Critical reaction[edit]

Initial reviews of Outpost were enthusiastic about the game. Most notoriously, the American version of PC Gamer rated the game at 93%, one of its highest ratings ever for the time. It was later made known that the reviewers had in fact played beta versions of the game, and had been promised certain features would be implemented, but never were.[citation needed]

Indeed, many of the features described in the game's own documentation simply did not exist in the game at all. These included the ability to enter diplomatic relations with the rebel colony and the ability to build roads, orbital colonies, or the mass driver. Many of these gameplay aspects were later patched in, though in appearance only, as many of them failed to have any meaningful effect on gameplay.

Following the release of the game, the game's general bugginess and perceived mediocre gameplay, along with the lack of features described in most of the game's reviews and the game's own documentation led to a minor backlash against the computer game magazines of the time by consumers who bought the game based on their reviews.[citation needed]

Bugs and exploits[edit]

Outpost can sometimes end abruptly, as players who choose the wrong star system in the beginning can find him/herself in a star system with no habitable planets.

Sometimes, players will find the colonists on the planet dying en masse unexpectedly, thus causing the game to end when everyone has died. The colonists' death rate during this occurrence is one of exponential growth, following the equation 2^n, where n is the number of turns passed since the widespread death bug began.

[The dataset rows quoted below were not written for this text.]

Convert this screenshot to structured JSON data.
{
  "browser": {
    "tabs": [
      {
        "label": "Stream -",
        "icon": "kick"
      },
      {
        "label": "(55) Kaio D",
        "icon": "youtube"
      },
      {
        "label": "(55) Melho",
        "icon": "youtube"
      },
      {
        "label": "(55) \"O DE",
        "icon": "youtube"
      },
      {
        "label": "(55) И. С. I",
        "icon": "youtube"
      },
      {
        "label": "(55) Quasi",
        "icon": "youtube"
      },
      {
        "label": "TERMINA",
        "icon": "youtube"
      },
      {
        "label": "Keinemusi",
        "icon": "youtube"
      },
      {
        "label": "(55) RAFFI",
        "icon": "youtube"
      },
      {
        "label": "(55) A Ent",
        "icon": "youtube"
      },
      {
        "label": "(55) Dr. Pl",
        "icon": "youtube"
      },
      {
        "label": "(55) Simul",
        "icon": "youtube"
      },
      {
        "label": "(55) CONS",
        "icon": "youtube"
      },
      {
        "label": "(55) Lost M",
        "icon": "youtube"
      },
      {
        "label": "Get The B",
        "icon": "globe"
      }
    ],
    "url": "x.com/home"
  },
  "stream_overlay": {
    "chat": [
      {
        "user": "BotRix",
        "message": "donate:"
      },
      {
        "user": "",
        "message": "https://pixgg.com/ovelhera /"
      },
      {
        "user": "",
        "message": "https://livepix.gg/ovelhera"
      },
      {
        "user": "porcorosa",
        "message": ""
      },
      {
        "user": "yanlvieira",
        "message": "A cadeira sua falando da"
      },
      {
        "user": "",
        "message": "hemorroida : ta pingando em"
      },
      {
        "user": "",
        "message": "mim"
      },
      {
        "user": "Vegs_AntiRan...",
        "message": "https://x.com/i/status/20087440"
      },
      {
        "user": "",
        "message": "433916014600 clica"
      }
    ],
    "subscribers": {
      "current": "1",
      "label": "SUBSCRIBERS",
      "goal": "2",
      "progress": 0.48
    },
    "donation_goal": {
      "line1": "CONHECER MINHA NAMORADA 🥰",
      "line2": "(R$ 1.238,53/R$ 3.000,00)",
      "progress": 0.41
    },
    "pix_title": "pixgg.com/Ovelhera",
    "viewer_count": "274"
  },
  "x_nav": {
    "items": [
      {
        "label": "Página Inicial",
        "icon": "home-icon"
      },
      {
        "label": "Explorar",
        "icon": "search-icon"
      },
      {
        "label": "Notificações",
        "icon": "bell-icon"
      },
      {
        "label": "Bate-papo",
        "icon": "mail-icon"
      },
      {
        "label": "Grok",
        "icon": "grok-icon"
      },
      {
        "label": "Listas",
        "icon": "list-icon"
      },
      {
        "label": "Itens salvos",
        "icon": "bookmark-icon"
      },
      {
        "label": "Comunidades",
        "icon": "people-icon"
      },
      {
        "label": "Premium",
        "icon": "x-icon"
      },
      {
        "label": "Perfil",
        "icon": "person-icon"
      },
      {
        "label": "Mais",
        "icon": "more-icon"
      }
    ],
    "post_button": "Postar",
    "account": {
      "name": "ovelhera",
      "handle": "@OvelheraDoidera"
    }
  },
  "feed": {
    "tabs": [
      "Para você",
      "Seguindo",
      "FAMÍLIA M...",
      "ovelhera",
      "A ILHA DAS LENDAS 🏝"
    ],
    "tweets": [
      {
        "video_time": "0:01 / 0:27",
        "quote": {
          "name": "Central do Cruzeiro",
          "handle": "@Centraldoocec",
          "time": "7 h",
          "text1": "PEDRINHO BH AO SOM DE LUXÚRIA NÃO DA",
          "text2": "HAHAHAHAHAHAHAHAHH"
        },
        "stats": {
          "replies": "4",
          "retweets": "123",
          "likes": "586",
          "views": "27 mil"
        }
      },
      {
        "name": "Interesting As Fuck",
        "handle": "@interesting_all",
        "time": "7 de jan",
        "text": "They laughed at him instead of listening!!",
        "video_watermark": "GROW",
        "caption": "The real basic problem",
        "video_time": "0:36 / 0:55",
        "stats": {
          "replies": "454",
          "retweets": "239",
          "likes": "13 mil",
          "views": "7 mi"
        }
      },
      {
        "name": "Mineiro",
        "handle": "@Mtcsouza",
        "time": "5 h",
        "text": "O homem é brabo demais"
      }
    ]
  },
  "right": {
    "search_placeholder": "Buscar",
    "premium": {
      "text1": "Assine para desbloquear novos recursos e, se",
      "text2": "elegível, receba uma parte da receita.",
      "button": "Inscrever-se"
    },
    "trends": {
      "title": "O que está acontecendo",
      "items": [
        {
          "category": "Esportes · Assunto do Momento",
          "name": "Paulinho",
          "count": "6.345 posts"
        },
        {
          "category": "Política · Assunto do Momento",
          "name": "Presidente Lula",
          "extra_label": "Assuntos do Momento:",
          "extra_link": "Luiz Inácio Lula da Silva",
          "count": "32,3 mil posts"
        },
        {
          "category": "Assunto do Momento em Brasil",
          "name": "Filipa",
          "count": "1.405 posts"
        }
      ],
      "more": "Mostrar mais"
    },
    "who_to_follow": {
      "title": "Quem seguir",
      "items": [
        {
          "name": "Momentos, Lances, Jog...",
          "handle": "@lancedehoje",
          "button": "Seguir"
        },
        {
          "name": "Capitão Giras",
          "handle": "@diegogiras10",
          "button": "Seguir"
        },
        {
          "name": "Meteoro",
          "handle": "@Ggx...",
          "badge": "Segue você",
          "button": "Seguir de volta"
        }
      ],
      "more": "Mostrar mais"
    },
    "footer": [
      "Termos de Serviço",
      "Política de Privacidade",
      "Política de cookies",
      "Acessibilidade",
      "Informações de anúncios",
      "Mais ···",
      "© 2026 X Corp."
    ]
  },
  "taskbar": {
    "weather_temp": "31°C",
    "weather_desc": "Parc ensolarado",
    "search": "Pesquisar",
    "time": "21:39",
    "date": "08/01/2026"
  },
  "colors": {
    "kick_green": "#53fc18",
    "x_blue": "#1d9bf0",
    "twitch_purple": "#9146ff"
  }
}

The algorithm to calculate recyclable resources was also exploitable. If one built enough residential units, the resulting recyclables produced by the colony would be more than the resources going into the colony.

The game files contain information for several buildings which are not available during gameplay. This was a result of cutbacks made by the game's developers due to a rushed release date.

A player cannot build a working mass driver, as the option to create the rail is nonexistent.